ROSALIE, 70, on her couch bed in her studio apartment five months after her release. Brooklyn, NY (2015) Sentence: 25 years to life Served: 27 years. Released: June 2015 “There is always sunshine after the storm. After 27 years…the gates opened and I walked through. I don’t dwell on the past. I keep moving forward.”

AISHA, 45, in a house she shares with 5 other women 14 months after her release. Flushing, NY (2017) Sentence: 25 years to life Served: 25 years Released: June 2016 “When I was released, I didn’t feel overwhelmed; I felt as though I was right where I was supposed to be. Later though, the feeling of being overwhelmed came as I found myself on the business side of life: food shopping, rent, bills, Metrocards, etc. That was all new to me because I lived at home with my mom until I was arrested. My children were one and three years old when I left them and I felt as if they were one and three the whole time I was away. I feel that way about myself now. I was arrested when I was 19 and being in this big, unfamiliar, advanced world makes me feel like a 19-year- old trapped in a 45 year old body. I am both happy and grateful to be out here, but it’s like putting a kindergartener in college.”

Shoes

SHARON, 57, back in supportive housing seven years after her release. Corona, NY (2017) Sentence: 20 years to life Served: 20 years/ Released: May 2010 “My body tells me, I was in prison, but my mind tells me that I never spent a day there. I have this sense of freedom and a strong sense of feeling liberated. I am so in touch with my womanhood, of being a mom and a grandmother, a friend and a partner, a spiritual sister. I’m in touch with all that . . . my room is a place of peace and a sanctuary to come home to every day. I love turning the key in my door.”

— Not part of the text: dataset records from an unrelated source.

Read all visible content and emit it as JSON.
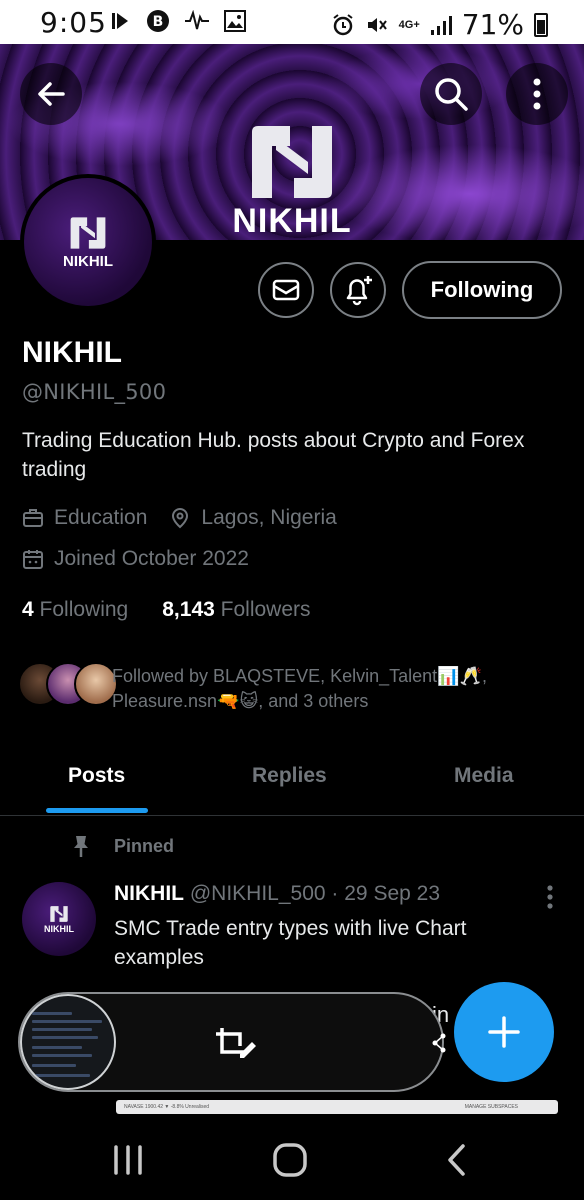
{
  "status_bar": {
    "time": "9:05",
    "network": "4G+",
    "battery": "71%"
  },
  "profile": {
    "banner_name": "NIKHIL",
    "avatar_text": "NIKHIL",
    "name": "NIKHIL",
    "handle": "@NIKHIL_500",
    "bio": "Trading Education Hub. posts about Crypto and Forex trading",
    "category": "Education",
    "location": "Lagos, Nigeria",
    "joined": "Joined October 2022",
    "following_count": "4",
    "following_label": "Following",
    "followers_count": "8,143",
    "followers_label": "Followers",
    "followed_by_line1": "Followed by BLAQSTEVE, Kelvin_Talent📊🥂,",
    "followed_by_line2": "Pleasure.nsn🔫😺, and 3 others"
  },
  "actions": {
    "following_button": "Following"
  },
  "tabs": [
    {
      "label": "Posts",
      "active": true
    },
    {
      "label": "Replies",
      "active": false
    },
    {
      "label": "Media",
      "active": false
    }
  ],
  "pinned_post": {
    "pinned_label": "Pinned",
    "avatar_text": "NIKHIL",
    "author": "NIKHIL",
    "handle": "@NIKHIL_500",
    "date": "· 29 Sep 23",
    "text": "SMC Trade entry types with live Chart examples",
    "overflow_text": "in"
  },
  "screenshot_toolbar": {
    "strip_left": "NAVASE 1900.42 ▼ -8.8% Unrealised",
    "strip_right": "MANAGE SUBSPACES"
  },
  "colors": {
    "accent": "#1d9bf0",
    "muted": "#71767b",
    "banner": "#4a1e7a"
  }
}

SHIRELLE, 54, in a homeless shelter one year after her release. East Village, NY (2017). Sentence: 16 years to life Served: 24 years (8 years on two prior crimes) Released: July 2016 “I’ve been in this shelter since I came home. It’s a place to live until you move forward to where you have to go. I don’t complain because there’s always someone who has it worse than me. I think about horseback riding and getting on a yacht, but, for now I appreciate any opportunity afforded to me. Yesterday I spoke at Columbia University Law School and I met a parole officer who wants me to speak to her parolees. Things are rolling uphill for me.”